Il se dit, dans la presse, que le Parti communiste
pourrait changer d’appellation. Qu’en est-il ?
G. Z. : La social-démocratie de Russie a connu un long parcours. Les
étapes-clés de son développement ont parfois exigé des changements
d’appellation, qui correspondaient à des périodes historiques données.
Dernièrement, une idée a de nouveau surgi, selon laquelle il faudrait changer le
nom du Parti communiste en Parti social-démocrate, selon l’exemple de quelques
ex-partis au pouvoir dans les pays d’Europe Orientale.
Nous, nous considérons que le sens du Parti est déterminé non par son
appellation, mais par son programme et par ses moyens d’action. Le Parti est né
lors du 2e congrès sous le nom de Parti ouvrier social-démocrate de Russie (PSDTR).
Puis il a changé son nom en PSDTR-B (Bolche-vik), puis en Parti communiste de
Russie - Bolchevik (PCR-B), ensuite en Parti communiste d’Union Soviétique
(PCUS). Aujourd’hui, il se nomme Parti communiste de la Fédération de Russie (PCFR).
Le changement d’appellation a une importance primordiale et concerne chaque
membre du Parti. Si un jour cette question se pose à nouveau, le Parti prendra
une décision. Aujourd’hui, nous n’avons pas ce problème. La question n’est
soulevée ni par nos cadres, ni par les membres actifs, ni par la masse des
adhérents, ni par les sympathisants, ni par la société en général.
En quoi les communistes diffèrent-ils des sociaux-démocrates ?
G. Z. : Les communistes et les sociaux-démocrates sont issus d’une même
racine et se sont séparés dans les années 20 du XXe siècle. De là viennent de
nombreuses valeurs communes. La plus importante est l’idéal de justice sociale.
Cependant aujourd’hui, les définitions de cet idéal chez les communistes et les
sociaux-démocrates diffèrent singulièrement.
Les communistes ont comme objectif la conquête pratique de la justice sociale,
alors que les sociaux-démocrates exercent en général des fonctions de médiation
entre les propriétaires et les salariés. Les contradictions du capitalisme entre
le travail et le capital sont les conditions naturelles dans lesquelles existe
la social-démocratie moderne. Pour elle, le socialisme est un but pratiquement
inatteignable.
Durant les 80 dernières années, la social-démocratie occidentale a survécu à de
nombreux zigzags historiques. Elle s’est éloignée de l’idéal initial dans une
déviation lente mais constante vers la droite jusqu’au ralliement au champ
idéologique libéral.
La social-démocratie européenne subit actuellement une crise d’identité, due à
la perte de son propre sens. Ce n’est pas pour rien qu’il existe une polémique
suffisamment aigüe entre les leaders socialistes des pays latins,
traditionnellement plus à gauche, et les travaillistes anglais et les
sociaux-démocrates allemands, plus ancrés à droite.

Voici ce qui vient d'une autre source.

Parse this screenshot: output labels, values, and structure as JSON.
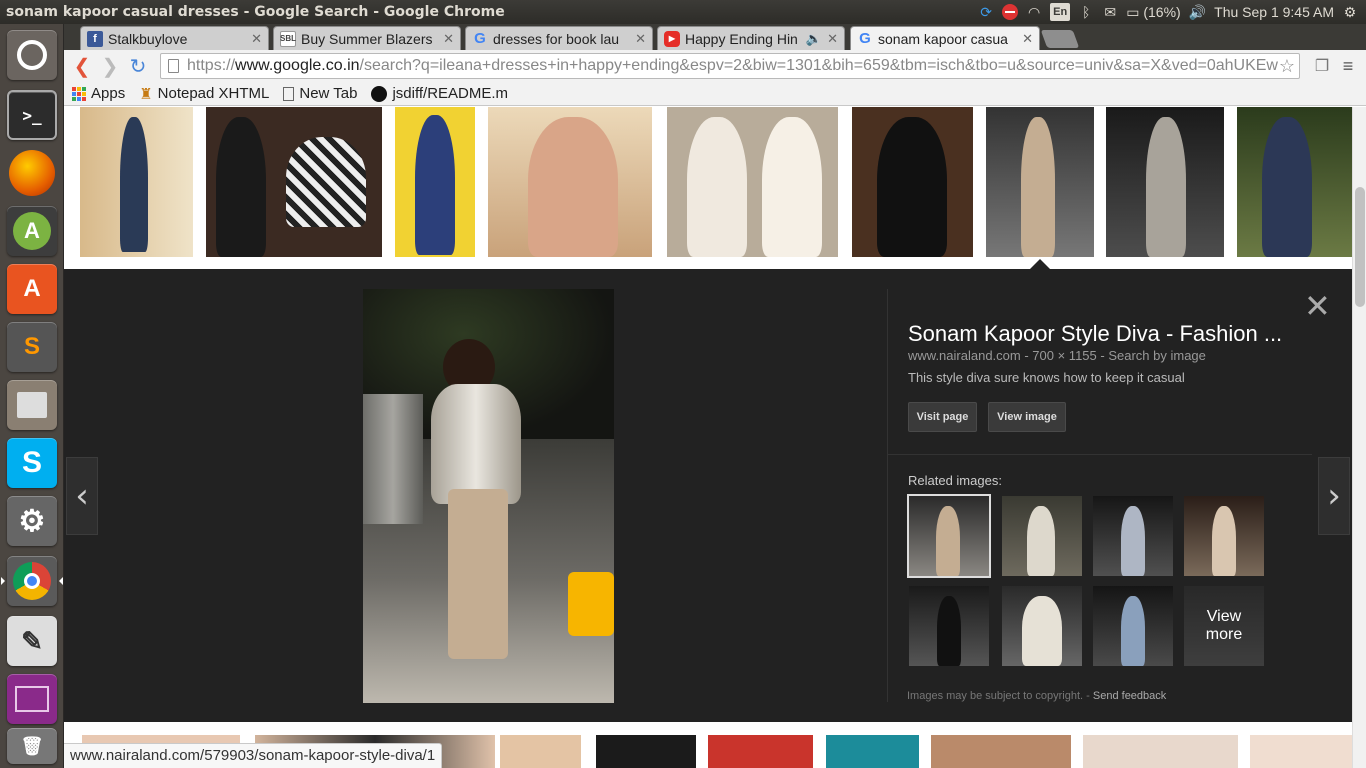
{
  "os": {
    "window_title": "sonam kapoor casual dresses - Google Search - Google Chrome",
    "tray": {
      "keyboard_layout": "En",
      "battery": "(16%)",
      "datetime": "Thu Sep  1  9:45 AM"
    }
  },
  "browser": {
    "tabs": [
      {
        "label": "Stalkbuylove",
        "favicon": "facebook-icon",
        "color": "#3b5998",
        "active": false
      },
      {
        "label": "Buy Summer Blazers",
        "favicon": "sbl-icon",
        "color": "#444444",
        "active": false
      },
      {
        "label": "dresses for book lau",
        "favicon": "google-icon",
        "color": "#4285f4",
        "active": false
      },
      {
        "label": "Happy Ending Hin",
        "favicon": "youtube-icon",
        "color": "#e52d27",
        "active": false
      },
      {
        "label": "sonam kapoor casua",
        "favicon": "google-icon",
        "color": "#4285f4",
        "active": true
      }
    ],
    "url": {
      "scheme": "https://",
      "host": "www.google.co.in",
      "path": "/search?q=ileana+dresses+in+happy+ending&espv=2&biw=1301&bih=659&tbm=isch&tbo=u&source=univ&sa=X&ved=0ahUKEw"
    },
    "bookmarks": [
      {
        "label": "Apps",
        "icon": "apps-grid-icon"
      },
      {
        "label": "Notepad XHTML",
        "icon": "notepad-icon"
      },
      {
        "label": "New Tab",
        "icon": "page-icon"
      },
      {
        "label": "jsdiff/README.m",
        "icon": "github-icon"
      }
    ],
    "status_url": "www.nairaland.com/579903/sonam-kapoor-style-diva/1"
  },
  "launcher": [
    {
      "name": "ubuntu-dash",
      "icon": "ubuntu-icon",
      "color": "#6b6560"
    },
    {
      "name": "terminal",
      "icon": "terminal-icon",
      "color": "#2c2c2c"
    },
    {
      "name": "firefox",
      "icon": "firefox-icon",
      "color": "#e66000"
    },
    {
      "name": "android-studio",
      "icon": "android-icon",
      "color": "#7cb342"
    },
    {
      "name": "software-center",
      "icon": "software-center-icon",
      "color": "#e95420"
    },
    {
      "name": "sublime-text",
      "icon": "sublime-icon",
      "color": "#555555"
    },
    {
      "name": "file-archive",
      "icon": "archive-icon",
      "color": "#8a7f72"
    },
    {
      "name": "skype",
      "icon": "skype-icon",
      "color": "#00aff0"
    },
    {
      "name": "system-settings",
      "icon": "settings-icon",
      "color": "#666666"
    },
    {
      "name": "chrome",
      "icon": "chrome-icon",
      "color": "#5a5a5a"
    },
    {
      "name": "text-editor",
      "icon": "text-editor-icon",
      "color": "#dddddd"
    },
    {
      "name": "workspace-switcher",
      "icon": "workspace-icon",
      "color": "#8a2a8a"
    },
    {
      "name": "trash",
      "icon": "trash-icon",
      "color": "#777777"
    }
  ],
  "preview": {
    "title": "Sonam Kapoor Style Diva - Fashion ...",
    "source": "www.nairaland.com",
    "dimensions": "700 × 1155",
    "search_by_image": "Search by image",
    "description": "This style diva sure knows how to keep it casual",
    "visit_page": "Visit page",
    "view_image": "View image",
    "related_label": "Related images:",
    "view_more": "View more",
    "copyright": "Images may be subject to copyright.",
    "send_feedback": "Send feedback"
  }
}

Une lutte identique a lieu parmi les forces de la société russe. Elles se
définissent comme de gauche, socialistes, patriotes. Et ici, il est très
important de comprendre qui est qui.
Le régime actuel en Russie essaye-t-il de cultiver les minorités dans les
rangs du PCRF ?
G. Z. : L’expérience centenaire du PSDTR-PCFR permet au Parti de résister
avec succès aux tentatives du régime de le pousser vers le menchévisme et le
réformisme. Tout comme les Bolcheviques, qui se sont groupés en un puissant
mouvement historique lors d’un combat idéologique aigu au 2e congres du PSDTR,
nous luttons contre les tendances petites-bourgeoises dans notre Parti, contre
les groupements et rassemblements qui affaiblissent nos rangs.
Aujourd’hui même, le menchévisme essaye de renaître, d’orienter le Parti vers le
réformisme, dans un océan de discussions vides, dans le gouffre des ambitions
personnelles. Et c’est justement l’expérience du PSDTR-PCFR, les positions
solides des membres actuels du Parti, l’unité de sa direction, qui nous
permettent de résister à une telle menace.
La crise de la social-démocratie européenne existe-t-elle ?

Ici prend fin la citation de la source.